Unsurprisingly, the impact on farm management was severe. A lot more work was required to manage so many sick cows.

  • That also increases the risk to farm workers, since it means more cow-to-human contact, and that contact is mainly with sick cows. They had to stop breeding cows because they were too busy managing the sick milking cows, which will presumably have at least some long term impact on farm operations.

Some abortions occurred in pregnant cows; it’s suspected that this was because of the high fevers.

  • Flu isn’t something we typically link to spontaneous abortion, but anything causing severe disease can do it. That’s another aspect of disease severity that hasn’t been previously reported in this outbreak.

The good news is all the farm workers remained healthy.

  • It’s not clear whether there was any surveillance for mild or subclinical infections, but no illnesses were reported. Since the farm is providing detailed information, I assume that their assurance of no human illness (so far) is pretty solid.
  • The US CDC recently issued guidelines for working with infected animals, including cattle. They’re pretty standard from a control standpoint, but I also look at them and say “not gonna happen” on a standard, busy and potentially hot farm. In this case, “the farmer encouraged them to wash their hands frequently and avoid touching their face and eyes. All employees were offered safety eye wear or face shields.” That’s probably as good as we’re going to get.

Cost to this 500-cow dairy herd was estimated as $30,000-40,000 USD.

  • That may not seem like a massive number, but if it’s your family farm, that’s a big chunk of income, and you also lost money while having to work a lot harder and in a higher risk situation.
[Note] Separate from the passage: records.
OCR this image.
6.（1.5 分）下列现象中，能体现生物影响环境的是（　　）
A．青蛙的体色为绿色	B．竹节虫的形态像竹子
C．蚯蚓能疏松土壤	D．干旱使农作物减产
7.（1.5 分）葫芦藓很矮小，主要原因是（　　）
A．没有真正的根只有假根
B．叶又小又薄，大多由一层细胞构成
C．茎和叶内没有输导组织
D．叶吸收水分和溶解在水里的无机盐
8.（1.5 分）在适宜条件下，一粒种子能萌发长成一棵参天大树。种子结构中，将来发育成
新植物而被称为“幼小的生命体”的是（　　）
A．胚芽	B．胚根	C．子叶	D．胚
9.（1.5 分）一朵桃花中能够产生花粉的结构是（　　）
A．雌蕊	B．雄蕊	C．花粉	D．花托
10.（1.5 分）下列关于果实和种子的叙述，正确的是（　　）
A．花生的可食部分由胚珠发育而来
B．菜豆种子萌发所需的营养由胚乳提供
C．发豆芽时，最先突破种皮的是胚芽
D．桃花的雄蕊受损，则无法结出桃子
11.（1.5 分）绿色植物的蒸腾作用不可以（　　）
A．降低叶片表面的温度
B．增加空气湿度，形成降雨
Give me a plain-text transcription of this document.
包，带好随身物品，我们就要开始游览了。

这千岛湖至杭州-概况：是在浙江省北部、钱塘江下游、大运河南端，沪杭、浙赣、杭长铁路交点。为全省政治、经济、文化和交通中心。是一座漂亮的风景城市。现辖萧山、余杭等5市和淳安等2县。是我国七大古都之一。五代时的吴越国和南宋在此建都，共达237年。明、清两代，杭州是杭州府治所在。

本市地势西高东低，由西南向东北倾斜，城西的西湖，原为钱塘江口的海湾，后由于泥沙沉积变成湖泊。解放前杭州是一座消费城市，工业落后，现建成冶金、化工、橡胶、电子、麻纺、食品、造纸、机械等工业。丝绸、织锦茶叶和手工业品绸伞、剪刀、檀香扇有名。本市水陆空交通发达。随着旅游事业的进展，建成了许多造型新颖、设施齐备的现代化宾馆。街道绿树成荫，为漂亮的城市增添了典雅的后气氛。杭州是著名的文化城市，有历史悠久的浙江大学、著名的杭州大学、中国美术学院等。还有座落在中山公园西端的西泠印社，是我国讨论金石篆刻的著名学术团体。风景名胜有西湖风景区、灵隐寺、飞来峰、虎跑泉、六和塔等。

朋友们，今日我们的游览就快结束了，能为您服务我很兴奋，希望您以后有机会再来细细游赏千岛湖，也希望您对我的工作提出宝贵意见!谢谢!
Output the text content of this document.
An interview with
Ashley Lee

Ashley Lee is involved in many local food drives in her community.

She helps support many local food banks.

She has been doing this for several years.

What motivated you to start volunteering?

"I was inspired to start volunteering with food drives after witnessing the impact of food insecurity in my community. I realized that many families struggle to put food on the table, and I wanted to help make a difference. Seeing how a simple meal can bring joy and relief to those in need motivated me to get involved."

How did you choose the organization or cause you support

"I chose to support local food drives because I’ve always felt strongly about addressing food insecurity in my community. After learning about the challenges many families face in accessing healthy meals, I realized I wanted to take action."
It also doesn’t include long term costs from any ongoing loss in milk production, and other impacts on farm operations, such as missed breedings. Some cattle will be culled because of sustained impact on milk production despite apparent recovery from infection. That’s not been reported before either.

We need to remember that people on farms are people. They have to work and live through this. If it’s a family farm where there’s an even closer association with the animals and more direct dependence on income, it’s even harder. The farmer in this case was quoted as saying “It has been a lot of work, stressful on the cows and frankly overwhelming.” I suspect that’s an understatement of the potential impact on the mental health of farm personnel.

The article states “[The farmer] believes it is important for the industry to understand the disease. He knows that his is not the only farm to get HPAI and hopes that the more we can learn from his experience, the better we can prevent more herd infections, reduce the impact and potentially be better prepared against other diseases.

  • We need more people like this. They managed a new and potentially scary problem to the best of their ability and were willing to tell their story. That’s too rare. We also need more groups like the MSU Extension Service who will write about events like this, so we understand more about this outbreak. A lot of questions remain and a few new questions and uncertainties have come up based on this information, but information is power. We need good information to plan and to contain. There’s been too much hiding of information, unwillingness to share, and unwillingness to cooperate (at many levels), and that’s compromised our ability to respond.

We need to thank people like this and support people/farms/veterinarians/government officials who are willing to stick their necks out to provide critical information, despite the risks (social, political, economic or other).